Le votazioni hanno dimostrato che gli italiani sono diventati disincantati nei confronti dell’Unione europea, con più che mai disposti a lasciare il blocco in seguito ai fallimenti dell’Europa durante la crisi coronavirus.

Sul fondo dell’UE per il recupero del coronavirus e sui prestiti
Interrogato sul recente pacchetto di recupero da 750 miliardi di euro dell’UE per il coronavirus, Soros ha affermato ieri che, l’impegno dell’UE a prendere in prestito una grande quantità di denaro è di per sé un segno positivo, gli Stati membri “Frugal Five” (Austria, Danimarca, Finlandia, Paesi Bassi e Svezia) hanno modificato l’accordo in misura significativa che ne ostacola significativamente l’efficacia.

“La tragedia è che questi paesi sono fondamentalmente europei, ma sono anche molto egoisti e avidi. Hanno forzato un accordo che si rivelerà inadeguato”, ha detto Soros. “Ridurre i fondi per combattere il cambiamento climatico e i loro piani per la politica di difesa è particolarmente deludente.”

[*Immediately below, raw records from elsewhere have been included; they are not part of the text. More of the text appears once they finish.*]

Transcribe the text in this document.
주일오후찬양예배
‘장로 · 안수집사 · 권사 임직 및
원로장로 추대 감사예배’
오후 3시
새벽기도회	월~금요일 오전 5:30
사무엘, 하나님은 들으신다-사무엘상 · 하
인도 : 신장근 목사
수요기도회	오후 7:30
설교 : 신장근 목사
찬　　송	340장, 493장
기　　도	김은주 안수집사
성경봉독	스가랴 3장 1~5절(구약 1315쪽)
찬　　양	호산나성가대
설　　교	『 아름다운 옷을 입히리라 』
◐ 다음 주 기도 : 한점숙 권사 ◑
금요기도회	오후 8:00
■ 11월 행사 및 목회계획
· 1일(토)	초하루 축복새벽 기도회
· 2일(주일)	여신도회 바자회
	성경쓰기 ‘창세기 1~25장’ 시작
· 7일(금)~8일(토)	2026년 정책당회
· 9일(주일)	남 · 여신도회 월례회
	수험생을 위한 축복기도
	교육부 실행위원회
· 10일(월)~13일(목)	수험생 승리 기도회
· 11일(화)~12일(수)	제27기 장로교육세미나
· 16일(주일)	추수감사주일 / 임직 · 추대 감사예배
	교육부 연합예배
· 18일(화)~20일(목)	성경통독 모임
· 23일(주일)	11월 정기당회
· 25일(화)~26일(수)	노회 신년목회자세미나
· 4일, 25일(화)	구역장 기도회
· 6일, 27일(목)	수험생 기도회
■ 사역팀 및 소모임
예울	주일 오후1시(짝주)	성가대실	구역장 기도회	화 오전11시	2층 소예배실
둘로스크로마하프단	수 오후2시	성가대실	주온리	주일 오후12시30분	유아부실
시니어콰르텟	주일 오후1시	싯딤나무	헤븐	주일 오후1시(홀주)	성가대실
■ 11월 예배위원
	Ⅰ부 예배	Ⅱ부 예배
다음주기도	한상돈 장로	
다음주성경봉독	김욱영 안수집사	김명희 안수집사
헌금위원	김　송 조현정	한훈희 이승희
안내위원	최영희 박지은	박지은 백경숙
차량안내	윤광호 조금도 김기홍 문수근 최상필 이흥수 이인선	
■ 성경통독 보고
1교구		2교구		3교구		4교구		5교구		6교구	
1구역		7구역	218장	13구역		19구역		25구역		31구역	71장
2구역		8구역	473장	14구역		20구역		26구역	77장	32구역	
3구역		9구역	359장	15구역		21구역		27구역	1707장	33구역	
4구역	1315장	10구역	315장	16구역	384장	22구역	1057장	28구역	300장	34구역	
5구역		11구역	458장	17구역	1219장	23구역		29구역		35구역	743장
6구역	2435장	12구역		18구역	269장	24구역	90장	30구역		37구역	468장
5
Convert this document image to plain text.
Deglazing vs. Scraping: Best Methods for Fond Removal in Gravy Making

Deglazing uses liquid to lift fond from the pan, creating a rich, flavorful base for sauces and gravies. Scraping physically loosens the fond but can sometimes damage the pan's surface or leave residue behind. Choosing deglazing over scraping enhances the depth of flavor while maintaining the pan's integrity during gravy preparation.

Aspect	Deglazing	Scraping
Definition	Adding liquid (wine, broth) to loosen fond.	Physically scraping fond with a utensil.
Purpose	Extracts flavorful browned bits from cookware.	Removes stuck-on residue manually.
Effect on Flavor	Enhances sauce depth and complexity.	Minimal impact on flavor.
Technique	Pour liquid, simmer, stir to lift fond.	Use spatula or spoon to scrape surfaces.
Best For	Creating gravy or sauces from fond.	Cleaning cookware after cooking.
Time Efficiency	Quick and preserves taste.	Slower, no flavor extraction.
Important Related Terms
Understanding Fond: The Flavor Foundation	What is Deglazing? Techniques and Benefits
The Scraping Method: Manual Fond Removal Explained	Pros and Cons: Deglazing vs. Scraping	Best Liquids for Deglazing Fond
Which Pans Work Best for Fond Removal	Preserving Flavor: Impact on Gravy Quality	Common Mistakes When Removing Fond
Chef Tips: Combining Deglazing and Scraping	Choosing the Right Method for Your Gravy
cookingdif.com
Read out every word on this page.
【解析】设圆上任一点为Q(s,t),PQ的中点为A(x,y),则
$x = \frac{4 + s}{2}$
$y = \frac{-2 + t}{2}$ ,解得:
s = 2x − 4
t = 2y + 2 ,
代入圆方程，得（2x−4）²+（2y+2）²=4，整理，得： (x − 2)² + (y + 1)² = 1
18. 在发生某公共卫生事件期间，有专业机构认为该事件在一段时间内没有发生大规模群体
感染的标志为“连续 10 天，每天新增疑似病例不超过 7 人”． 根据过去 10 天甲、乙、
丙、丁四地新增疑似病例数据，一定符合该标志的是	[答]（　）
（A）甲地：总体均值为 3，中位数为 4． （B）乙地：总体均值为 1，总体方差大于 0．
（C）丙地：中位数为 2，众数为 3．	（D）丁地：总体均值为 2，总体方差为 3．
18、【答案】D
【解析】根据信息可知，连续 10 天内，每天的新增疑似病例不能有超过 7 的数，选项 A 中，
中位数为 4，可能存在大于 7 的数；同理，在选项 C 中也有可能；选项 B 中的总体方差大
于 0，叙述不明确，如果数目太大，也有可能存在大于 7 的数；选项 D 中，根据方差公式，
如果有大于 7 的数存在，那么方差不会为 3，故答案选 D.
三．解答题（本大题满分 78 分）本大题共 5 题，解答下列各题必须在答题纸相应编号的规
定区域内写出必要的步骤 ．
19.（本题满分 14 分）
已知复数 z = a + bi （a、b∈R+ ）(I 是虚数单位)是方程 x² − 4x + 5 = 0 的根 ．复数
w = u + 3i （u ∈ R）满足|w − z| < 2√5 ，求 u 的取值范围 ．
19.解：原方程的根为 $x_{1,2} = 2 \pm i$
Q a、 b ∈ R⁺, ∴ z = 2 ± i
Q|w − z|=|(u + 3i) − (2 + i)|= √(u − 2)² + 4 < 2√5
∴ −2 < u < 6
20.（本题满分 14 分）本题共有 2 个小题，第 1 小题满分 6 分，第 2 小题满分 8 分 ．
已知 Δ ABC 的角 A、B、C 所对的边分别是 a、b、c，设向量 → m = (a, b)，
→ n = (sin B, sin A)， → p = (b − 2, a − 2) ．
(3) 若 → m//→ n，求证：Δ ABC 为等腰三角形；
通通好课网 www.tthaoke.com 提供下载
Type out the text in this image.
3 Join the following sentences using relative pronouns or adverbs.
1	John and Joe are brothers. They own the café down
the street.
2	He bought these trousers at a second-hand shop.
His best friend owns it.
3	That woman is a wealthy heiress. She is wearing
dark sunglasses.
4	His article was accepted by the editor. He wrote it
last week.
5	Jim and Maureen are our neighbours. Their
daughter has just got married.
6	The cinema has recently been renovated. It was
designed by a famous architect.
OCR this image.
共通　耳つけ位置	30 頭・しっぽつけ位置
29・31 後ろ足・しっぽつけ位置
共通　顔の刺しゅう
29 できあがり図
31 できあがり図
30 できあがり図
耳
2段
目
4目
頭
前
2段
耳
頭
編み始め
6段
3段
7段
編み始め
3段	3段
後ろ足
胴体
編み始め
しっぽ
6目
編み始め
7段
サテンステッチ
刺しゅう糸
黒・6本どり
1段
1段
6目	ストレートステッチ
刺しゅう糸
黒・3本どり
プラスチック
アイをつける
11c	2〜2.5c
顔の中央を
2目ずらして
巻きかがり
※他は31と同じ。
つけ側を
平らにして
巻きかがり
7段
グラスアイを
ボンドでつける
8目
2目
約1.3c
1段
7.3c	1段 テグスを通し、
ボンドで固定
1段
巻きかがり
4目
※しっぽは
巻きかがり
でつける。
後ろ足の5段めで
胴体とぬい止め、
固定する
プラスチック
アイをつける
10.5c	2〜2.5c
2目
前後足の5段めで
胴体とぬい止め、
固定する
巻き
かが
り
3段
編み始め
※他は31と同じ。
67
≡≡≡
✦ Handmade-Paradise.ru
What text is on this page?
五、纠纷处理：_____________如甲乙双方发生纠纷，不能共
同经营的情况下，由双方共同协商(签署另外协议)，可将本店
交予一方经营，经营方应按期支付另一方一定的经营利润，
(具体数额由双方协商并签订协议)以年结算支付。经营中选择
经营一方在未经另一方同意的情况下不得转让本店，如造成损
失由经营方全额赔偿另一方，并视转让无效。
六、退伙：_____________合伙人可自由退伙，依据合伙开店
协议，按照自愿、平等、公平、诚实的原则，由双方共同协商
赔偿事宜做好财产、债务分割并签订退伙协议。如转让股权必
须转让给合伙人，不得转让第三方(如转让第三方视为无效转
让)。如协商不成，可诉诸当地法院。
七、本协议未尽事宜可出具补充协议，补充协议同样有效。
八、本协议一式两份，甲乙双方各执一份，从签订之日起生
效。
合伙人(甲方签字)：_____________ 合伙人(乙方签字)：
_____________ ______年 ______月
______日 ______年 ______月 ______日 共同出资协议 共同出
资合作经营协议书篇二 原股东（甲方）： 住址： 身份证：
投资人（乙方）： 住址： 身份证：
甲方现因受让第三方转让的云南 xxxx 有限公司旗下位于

Ha detto che crede ancora che il piano da lui proposto all’Unione europea per prendere in prestito 1 trilione di dollari dai mercati sotto forma di obbligazioni non maturate fosse ancora buono, ma non credeva che ci fosse abbastanza tempo per poter essere approvato. Soros ha anche detto che la cancelliera tedesca Angela Merkel, pur facendo tutto il possibile per garantire una ripresa di successo, deve andare contro una diffidenza tedesca profondamente radicata per qualsiasi prestito.

“La parola tedesca “Schuld” ha due significati: significa debito ma anche colpa. Coloro che prendono in prestito sono colpevoli. (…) Si tratta di una questione culturale profondamente radicata in Germania”, ha affermato Soros.

Soros parla di Trump, delle elezioni presidenziali statunitensi e della correttezza politica
Rispondendo a una domanda generale sul suo stato d’animo, Soros ha detto che l’Europa è ancora in uno stato molto più vulnerabile degli Stati Uniti.

“Gli Stati Uniti sono una delle democrazie più longeve della storia. Ma anche lì, un impostore arrogante come Trump è stato in grado di vincere le elezioni presidenziali e minare la democrazia dall’interno”, ha detto Soros. “Sono fiducioso che Trump sia un fenomeno passeggero che si spera finisca a novembre.”

Soros discute anche del suo dono di 220 milioni di dollari al movimento Black Lives Matter, dicendo: “Per la prima volta, la stragrande maggioranza della popolazione, oltre ai neri, ha riconosciuto che c’è una discriminazione sistemica contro i neri, che può essere fatta risalire all’era della schiavitù.”

È interessante notare che Soros ha espresso la sua preoccupazione per la crescita della correttezza politica, nonostante quelli che sono stati i suoi ripetuti appelli a piattaforme come Facebook per censurare le opinioni che vanno contro l’ortodossia liberale mainstream.

“In questa rivoluzione, le statue stanno cadendo e la correttezza politica è diventata fondamentale. Alcuni la chiamano cultura della negazione. Credo che questo sia un fenomeno temporaneo. Penso anche che questo sia stato esagerato. Anche la questione della correttezza politica ha un ruolo eccessivo nelle università. In quanto sostenitore di società aperte, ritengo che la correttezza politica sia politicamente scorretta. Non dobbiamo mai dimenticare che la pluralità delle diverse opinioni è un elemento essenziale delle società aperte”.